Experian records 18% rise in pre-tax profits

November 20, 2008

Global information services group Experian has posted a pre-tax profit of $318 million (£216m) for the first half of the year; up from $270 million (£183m) for the same period in 2007. First half revenues totalled $2.02 billion; up 13% compared to last year with revenues from UK and Ireland increasing 4% to $475 million (£322m).

Chairman John Peace said: “Experian performed well in the first half, delivering good revenue, profit and cash performances, even though market conditions were exceptionally challenging.”

Experian is expecting similar growth in the third quarter whilst stating it’s full year objective remains: “to broadly maintain margins and to grow profits, while continuing to position the business for long term success”.

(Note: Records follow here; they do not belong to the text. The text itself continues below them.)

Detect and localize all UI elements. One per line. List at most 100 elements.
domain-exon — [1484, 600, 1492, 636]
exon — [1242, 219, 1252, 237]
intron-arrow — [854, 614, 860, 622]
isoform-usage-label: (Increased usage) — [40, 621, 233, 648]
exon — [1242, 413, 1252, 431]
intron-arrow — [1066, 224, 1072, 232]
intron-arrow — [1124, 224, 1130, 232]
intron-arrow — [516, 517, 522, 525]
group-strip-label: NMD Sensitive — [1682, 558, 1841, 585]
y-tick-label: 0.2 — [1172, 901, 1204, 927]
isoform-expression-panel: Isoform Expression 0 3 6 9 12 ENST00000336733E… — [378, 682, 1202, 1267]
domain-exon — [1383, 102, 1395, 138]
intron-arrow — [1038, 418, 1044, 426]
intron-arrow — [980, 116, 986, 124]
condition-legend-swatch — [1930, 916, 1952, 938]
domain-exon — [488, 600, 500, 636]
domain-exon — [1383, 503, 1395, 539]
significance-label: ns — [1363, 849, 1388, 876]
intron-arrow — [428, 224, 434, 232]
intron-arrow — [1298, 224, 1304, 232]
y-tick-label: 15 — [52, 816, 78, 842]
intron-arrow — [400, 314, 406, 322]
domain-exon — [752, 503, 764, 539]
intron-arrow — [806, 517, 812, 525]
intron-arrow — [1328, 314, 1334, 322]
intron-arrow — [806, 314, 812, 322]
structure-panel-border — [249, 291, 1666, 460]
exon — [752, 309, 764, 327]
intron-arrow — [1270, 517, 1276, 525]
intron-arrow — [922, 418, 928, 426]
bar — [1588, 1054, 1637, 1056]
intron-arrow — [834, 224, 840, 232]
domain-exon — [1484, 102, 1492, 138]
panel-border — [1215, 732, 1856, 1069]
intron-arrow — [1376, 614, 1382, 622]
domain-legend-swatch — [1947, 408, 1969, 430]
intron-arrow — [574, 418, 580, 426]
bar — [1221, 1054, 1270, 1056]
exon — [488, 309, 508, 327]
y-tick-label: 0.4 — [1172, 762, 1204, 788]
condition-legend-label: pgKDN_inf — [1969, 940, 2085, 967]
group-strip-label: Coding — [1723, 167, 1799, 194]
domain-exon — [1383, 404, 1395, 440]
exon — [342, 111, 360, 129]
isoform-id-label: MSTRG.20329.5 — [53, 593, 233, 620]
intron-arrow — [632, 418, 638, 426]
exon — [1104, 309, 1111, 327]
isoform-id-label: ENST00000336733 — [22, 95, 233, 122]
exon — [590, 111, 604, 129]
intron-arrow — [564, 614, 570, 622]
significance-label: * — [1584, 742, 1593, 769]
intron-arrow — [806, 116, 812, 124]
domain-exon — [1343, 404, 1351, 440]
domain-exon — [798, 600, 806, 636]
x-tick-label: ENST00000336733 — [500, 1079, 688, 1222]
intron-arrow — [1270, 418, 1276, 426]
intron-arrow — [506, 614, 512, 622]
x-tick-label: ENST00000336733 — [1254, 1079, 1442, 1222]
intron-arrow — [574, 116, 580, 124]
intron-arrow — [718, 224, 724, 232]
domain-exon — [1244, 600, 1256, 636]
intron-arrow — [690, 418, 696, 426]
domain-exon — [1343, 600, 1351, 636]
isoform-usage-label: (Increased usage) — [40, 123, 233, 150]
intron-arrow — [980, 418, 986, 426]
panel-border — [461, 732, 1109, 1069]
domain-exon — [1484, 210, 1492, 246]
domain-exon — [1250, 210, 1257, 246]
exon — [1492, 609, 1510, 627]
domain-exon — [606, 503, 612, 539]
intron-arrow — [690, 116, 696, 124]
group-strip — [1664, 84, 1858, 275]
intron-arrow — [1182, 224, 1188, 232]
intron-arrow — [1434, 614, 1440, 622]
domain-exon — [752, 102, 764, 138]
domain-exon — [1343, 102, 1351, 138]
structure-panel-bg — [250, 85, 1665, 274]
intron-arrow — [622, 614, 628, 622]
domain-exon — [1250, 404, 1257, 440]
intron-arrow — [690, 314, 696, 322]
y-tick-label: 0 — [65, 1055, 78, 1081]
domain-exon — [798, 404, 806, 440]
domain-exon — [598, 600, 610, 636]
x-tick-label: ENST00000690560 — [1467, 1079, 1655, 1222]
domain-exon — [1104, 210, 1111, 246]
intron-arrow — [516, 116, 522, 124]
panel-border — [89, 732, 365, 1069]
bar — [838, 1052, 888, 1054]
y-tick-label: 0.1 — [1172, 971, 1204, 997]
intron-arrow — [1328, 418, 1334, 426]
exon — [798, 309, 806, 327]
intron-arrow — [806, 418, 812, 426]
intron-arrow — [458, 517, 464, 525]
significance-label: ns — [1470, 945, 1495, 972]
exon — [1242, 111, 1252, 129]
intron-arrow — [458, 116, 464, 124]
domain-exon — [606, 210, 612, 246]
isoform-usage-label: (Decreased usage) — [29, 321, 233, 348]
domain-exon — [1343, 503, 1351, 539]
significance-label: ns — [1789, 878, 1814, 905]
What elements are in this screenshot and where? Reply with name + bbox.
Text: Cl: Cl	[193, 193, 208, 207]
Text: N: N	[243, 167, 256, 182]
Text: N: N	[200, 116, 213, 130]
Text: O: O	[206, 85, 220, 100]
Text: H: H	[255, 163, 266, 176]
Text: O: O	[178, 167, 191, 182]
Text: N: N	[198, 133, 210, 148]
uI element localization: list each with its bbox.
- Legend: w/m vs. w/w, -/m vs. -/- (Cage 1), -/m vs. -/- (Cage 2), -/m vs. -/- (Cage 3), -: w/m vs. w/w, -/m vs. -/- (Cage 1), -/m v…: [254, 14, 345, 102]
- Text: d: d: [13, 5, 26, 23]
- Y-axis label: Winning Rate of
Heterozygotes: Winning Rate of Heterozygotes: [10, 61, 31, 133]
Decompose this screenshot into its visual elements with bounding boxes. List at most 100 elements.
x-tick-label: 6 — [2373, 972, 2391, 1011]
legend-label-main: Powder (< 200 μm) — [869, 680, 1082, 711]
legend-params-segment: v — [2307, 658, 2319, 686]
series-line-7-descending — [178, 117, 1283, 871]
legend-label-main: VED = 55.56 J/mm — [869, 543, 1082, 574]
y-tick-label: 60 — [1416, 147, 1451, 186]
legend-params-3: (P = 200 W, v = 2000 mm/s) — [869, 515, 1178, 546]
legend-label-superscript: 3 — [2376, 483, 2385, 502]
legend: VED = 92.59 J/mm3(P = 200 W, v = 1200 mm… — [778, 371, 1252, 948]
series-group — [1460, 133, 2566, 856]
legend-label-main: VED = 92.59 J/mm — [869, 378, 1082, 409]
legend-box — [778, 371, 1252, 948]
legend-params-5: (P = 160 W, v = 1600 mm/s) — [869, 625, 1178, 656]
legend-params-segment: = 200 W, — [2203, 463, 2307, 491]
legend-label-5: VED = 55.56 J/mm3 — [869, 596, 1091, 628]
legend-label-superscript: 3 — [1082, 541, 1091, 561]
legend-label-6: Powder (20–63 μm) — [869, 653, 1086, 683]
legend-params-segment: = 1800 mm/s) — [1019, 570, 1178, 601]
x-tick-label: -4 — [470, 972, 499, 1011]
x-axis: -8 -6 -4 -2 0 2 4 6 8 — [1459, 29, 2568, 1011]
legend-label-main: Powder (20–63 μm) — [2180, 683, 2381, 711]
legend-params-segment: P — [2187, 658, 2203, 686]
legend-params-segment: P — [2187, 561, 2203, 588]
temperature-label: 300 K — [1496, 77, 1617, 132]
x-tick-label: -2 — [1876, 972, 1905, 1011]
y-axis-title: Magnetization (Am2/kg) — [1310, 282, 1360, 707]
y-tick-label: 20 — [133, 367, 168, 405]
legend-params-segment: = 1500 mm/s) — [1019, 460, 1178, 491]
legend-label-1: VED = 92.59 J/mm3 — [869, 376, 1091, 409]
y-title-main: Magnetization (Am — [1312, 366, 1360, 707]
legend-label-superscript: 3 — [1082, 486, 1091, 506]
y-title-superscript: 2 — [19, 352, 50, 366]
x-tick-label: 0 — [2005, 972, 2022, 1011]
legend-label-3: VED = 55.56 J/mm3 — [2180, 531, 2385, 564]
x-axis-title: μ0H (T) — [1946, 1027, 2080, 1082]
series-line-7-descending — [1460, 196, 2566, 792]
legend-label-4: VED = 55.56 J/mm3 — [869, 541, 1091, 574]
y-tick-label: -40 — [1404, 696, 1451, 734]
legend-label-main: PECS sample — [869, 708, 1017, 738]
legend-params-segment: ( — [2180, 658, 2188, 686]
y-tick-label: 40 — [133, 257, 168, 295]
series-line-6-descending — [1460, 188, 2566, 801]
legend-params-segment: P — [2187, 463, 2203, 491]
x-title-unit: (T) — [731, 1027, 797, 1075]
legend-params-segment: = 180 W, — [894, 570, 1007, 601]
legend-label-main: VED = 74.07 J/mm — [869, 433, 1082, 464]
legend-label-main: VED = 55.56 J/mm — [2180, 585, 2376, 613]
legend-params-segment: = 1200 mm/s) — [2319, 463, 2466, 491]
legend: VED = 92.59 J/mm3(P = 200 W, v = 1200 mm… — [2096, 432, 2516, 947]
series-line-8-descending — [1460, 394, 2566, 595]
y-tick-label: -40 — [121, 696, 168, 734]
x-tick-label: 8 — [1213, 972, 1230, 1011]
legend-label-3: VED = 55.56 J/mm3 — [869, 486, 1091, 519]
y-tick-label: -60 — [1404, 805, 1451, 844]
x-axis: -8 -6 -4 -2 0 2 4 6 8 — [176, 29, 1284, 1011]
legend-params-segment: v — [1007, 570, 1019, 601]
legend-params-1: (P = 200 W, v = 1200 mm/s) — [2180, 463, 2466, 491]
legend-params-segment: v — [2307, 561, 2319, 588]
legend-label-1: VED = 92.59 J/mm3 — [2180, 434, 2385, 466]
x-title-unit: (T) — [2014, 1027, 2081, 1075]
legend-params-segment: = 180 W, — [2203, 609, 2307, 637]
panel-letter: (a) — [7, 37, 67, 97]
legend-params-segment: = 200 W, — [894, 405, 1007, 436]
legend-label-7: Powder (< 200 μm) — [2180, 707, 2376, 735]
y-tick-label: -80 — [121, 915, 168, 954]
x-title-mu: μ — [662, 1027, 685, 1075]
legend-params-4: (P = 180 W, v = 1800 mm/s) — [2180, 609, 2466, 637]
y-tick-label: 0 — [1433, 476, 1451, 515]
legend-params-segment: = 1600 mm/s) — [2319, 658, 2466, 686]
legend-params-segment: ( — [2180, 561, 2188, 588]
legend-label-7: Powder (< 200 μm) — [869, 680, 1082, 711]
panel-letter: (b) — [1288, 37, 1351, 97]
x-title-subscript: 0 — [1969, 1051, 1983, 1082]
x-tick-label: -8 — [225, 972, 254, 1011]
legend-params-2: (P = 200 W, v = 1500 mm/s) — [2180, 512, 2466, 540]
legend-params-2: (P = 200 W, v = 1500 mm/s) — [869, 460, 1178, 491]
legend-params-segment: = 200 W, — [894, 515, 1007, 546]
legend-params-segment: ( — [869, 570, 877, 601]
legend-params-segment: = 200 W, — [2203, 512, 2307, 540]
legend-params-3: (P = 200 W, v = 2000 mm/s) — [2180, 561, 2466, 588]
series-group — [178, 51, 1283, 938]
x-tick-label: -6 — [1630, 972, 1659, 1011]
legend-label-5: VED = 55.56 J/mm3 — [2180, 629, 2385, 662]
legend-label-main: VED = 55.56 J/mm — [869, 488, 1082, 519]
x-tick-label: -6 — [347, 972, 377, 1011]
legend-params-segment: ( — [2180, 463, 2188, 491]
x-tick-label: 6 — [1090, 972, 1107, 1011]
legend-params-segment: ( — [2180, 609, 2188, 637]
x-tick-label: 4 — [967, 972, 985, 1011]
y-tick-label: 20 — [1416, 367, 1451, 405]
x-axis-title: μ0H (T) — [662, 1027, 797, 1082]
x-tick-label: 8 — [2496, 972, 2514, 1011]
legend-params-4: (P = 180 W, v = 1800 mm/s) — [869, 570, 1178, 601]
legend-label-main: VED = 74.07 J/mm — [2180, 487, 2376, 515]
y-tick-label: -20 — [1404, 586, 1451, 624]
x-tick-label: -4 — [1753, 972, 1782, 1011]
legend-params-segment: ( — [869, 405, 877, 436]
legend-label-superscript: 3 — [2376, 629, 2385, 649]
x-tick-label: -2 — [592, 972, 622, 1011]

Experian is the parent company of Credit Expert, which offers 30 days free access to your online credit report.

HSBC fails to pass rate cut on to customers

November 20, 2008

Despite the Bank of England cutting 1.5% off the base rate two weeks ago, HSBC has finally announced today that its standard variable rate (SVP) will be cut by just 0.81% bringing it down from 6.25% to 5.44%. First Direct, which is owned by HSBC, will also cut their SVP 0.81% bringing it from 6.5% down to 4.69%.

HSBC is the ONLY major bank not to pass on the full rate cut to their customers.

Andrew Montlake of Cobalt Capital said: “It is disappointing that HSBC has only decided to pass on just over half of the latest base rate cut, and taken an age to come to this decision as well. HSBC has some attractive deals at the moment, but this half-hearted move suggests that it is unlikely they will pass on future cuts.”

Shortly after the Bank of England announced its decision to cut the rate of borrowing, Halifax, Lloyds TSB and Royal Bank of Scotland confirmed they would pass the full cut on to their customers. All three are part of the Government’s £37 billion bail-out of the banking system.

UK Mortgage approvals fall by a whopping 64%

September 23, 2008

Approvals for house purchases in the UK are 64% lower than a year ago.

The British Bankers’ Association (BBA) have reported that major banks in the UK approved 21,086 mortgages, down from 58,564 in August last year.

Also, approvals for remortgaging a property were down 28% at 47,765.

Experts advise that falling house prices, stricter lending criteria and the uncertainty on stamp duty are the main reasons for the huge drop.

The BBA’s members account for roughly two thirds of the UK mortgage lending.

Is it safe to leave your savings in the bank?

September 21, 2008

With the biggest financial crisis in decades do we need to worry about our savings?

We are seeing financial institutions and companies collapsing nearly every day. One of the biggest investment banks Lehman Brothers collapsed last week, Merrill Lynch was sold to Bank of America, AIG has been given a $20bn loan to keep it solvent, and in the UK HBOS has been bought by Lloyds-TSB.

Alliance & Leicester is being taken over by Santander and the Cheshire and Derbyshire building societies are being taken over by Nationwide due to financial difficulties.

All this and the credit crunch are causing investors and savers to panic and to worry about how safe their money actually is.

If you have your cash in a UK bank or building society then the first £35,000 is protected under the Financial Services Compensation Scheme (FSCS). However, this is not as straight forward as it appears. Some banks have more than one “brand” and use the same banking authority. For example The Royal Bank of Scotland and NatWest are both part of the Royal Bank of Scotland Group and Birmingham Midshires comes under Bank of Scotland.

Post Office accounts are covered by this compensation system as accounts are run by Bank of Ireland and ING accounts are also covered.

The FSCS is largely untested as to date no UK bank has collapsed so it is not known how long it would take to make payments if it needed too.

If you have savings of more than £35,000 and want to keep it in a bank account, it would be wise to look to spreading your money through various banks ensuring you are aware of who is related to who.

1.2% rise in UK retail sales

September 19, 2008

The ONS (Office for National Statistics) have revealed High street sales rose by 1.2% in August which is 3.3% higher than a year ago. Analysts had predicted a 0.5% drop after several gloomy surveys.

Clothing and footwear sales led the increase followed by back to school shopping – this is despite reports that consumers would be cutting back because of the current economic gloom and doom.

Consumers are cutting back on food spending which fell slightly by 0.2%.

While the latest monthly figures are positive, sales in the three months up to August fell by 0.8% compared to the previous three months which is the largest dip since November 1990.

Analysts are saying that following the latest bad news from the banking and finance industry it is very likely that retail sales will drop over the next few months. Consumer confidence is running low due to rising inflation, loss of confidence in the banks and rising unemployment.